PLAZA DE TOROS DE MURCIA Ganadería: Se lidiaron toros de Fuente Ymbro, bien presentados y de escaso juego; algo mejores los tres primeros. TOREROS: Juan José Padilla: ovación tras leve petición de oreja y vuelta al ruedo tras leve petición. Manuel Escribano: ovación tras leve petición y oreja. Paco Ureña: oreja tras aviso y oreja tras aviso. INCIDENCIAS: Plaza de toros de La Condomina de Murcia. Tercera de feria y Corrida de la Prensa. Más de un cuarto de entrada.

Paco Ureña se ganó la salida en hombros en su tierra, pero no por paisanaje. Lo hizo en base a una tarde de ambición y buen toreo. Templado con su primero y valiente con el último. Dos orejas de mérito para repetir triunfo en Murcia. Lo hizo, también, dentro de una corrida deslucida de Fuente Ymbro con la que Manuel Escribano, solvente y capaz, cortó un trofeo y Juan José Padilla, voluntarioso, dio una vuelta al ruedo.

El tercero fue un toro importante, de encastada y exigente embestida. Fue fundamental que el embroque y todo lo demás se le hiciera por abajo. Cuatro series con la mano derecha, rotundas y muy profundas, fueron lo mejor. Con la izquierda, un desarme y que el toro fue perdiendo fuelle hicieron bajar algo la intensidad. Lo arregló Paco Ureña en la corta distancia, con el animal ya muy a menos. Tras pinchazo y estocada cortó una oreja.

Cerró plaza un ejemplar peligroso, especialemnte por el pitón izquierdo. Fue por ahí por donde cogió a Ureña en plena faena. Por fortuna, el percance, aunque aparatoso, no causó más que la rotura de la taleguilla y el golpe.

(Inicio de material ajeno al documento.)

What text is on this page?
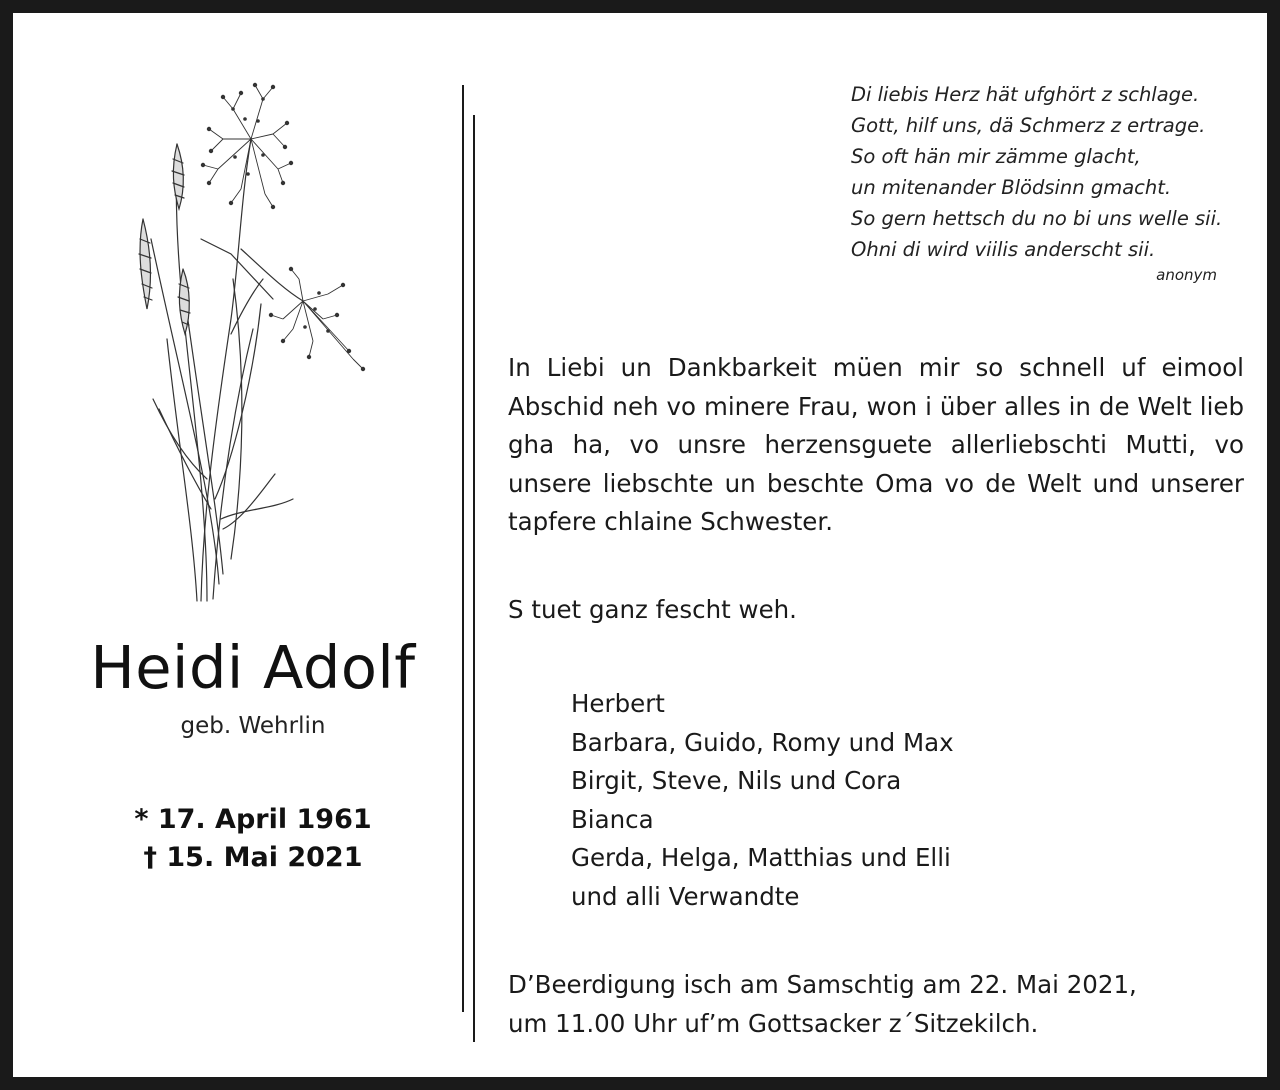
Heidi Adolf
geb. Wehrlin
* 17. April 1961
† 15. Mai 2021
Di liebis Herz hät ufghört z schlage.
Gott, hilf uns, dä Schmerz z ertrage.
So oft hän mir zämme glacht,
un mitenander Blödsinn gmacht.
So gern hettsch du no bi uns welle sii.
Ohni di wird viilis anderscht sii.
anonym
In Liebi un Dankbarkeit müen mir so schnell uf eimool Abschid neh vo minere Frau, won i über alles in de Welt lieb gha ha, vo unsre herzensguete allerliebschti Mutti, vo unsere liebschte un beschte Oma vo de Welt und unserer tapfere chlaine Schwester.
S tuet ganz fescht weh.
Herbert
Barbara, Guido, Romy und Max
Birgit, Steve, Nils und Cora
Bianca
Gerda, Helga, Matthias und Elli
und alli Verwandte
D’Beerdigung isch am Samschtig am 22. Mai 2021,
um 11.00 Uhr uf’m Gottsacker z´Sitzekilch.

Se rehizo el torero lorquino y arrancó la oreja que necesitaba para triunfar a base de jugarse la vida de forma sincera. Sin clase, con el fondo justo y soltando la cara en su embestida, el segundo tuvo lo mejor en dos series iniciales de muleta en las que tomó los engaños con emoción. Fueron muy jaleadas por el tendido por esa emoción y cuando el toro se vino a menos, también le hizo faena.

Manuel Escribano, solvente y asentado, saludó una ovación tras leve petición de oreja. El quinto fue un ejemplar de buena codición, pero de poca raza que obligó a Escribano a poner la chispa que no tuvo el de Fuente Ymbro. Tras un ajustado y arriesgado par de Calafia, elaboró una faena de buen oficio técnico, resolviendo siempre la papeleta, en la que destacó el temple de algunos naturales. Cortó una oreja.

El primero, áspero y escaso de raza, se vino a menos en la muleta. Padilla le planteó una faena de firmeza y buena disposición. Fue ovacionado.

El cuarto, aunque deslucido, permitió a Juan José Padilla llevar a cabo otra faena de mucha disposición. Dio una vuelta al ruedo tras leve petición de oreja.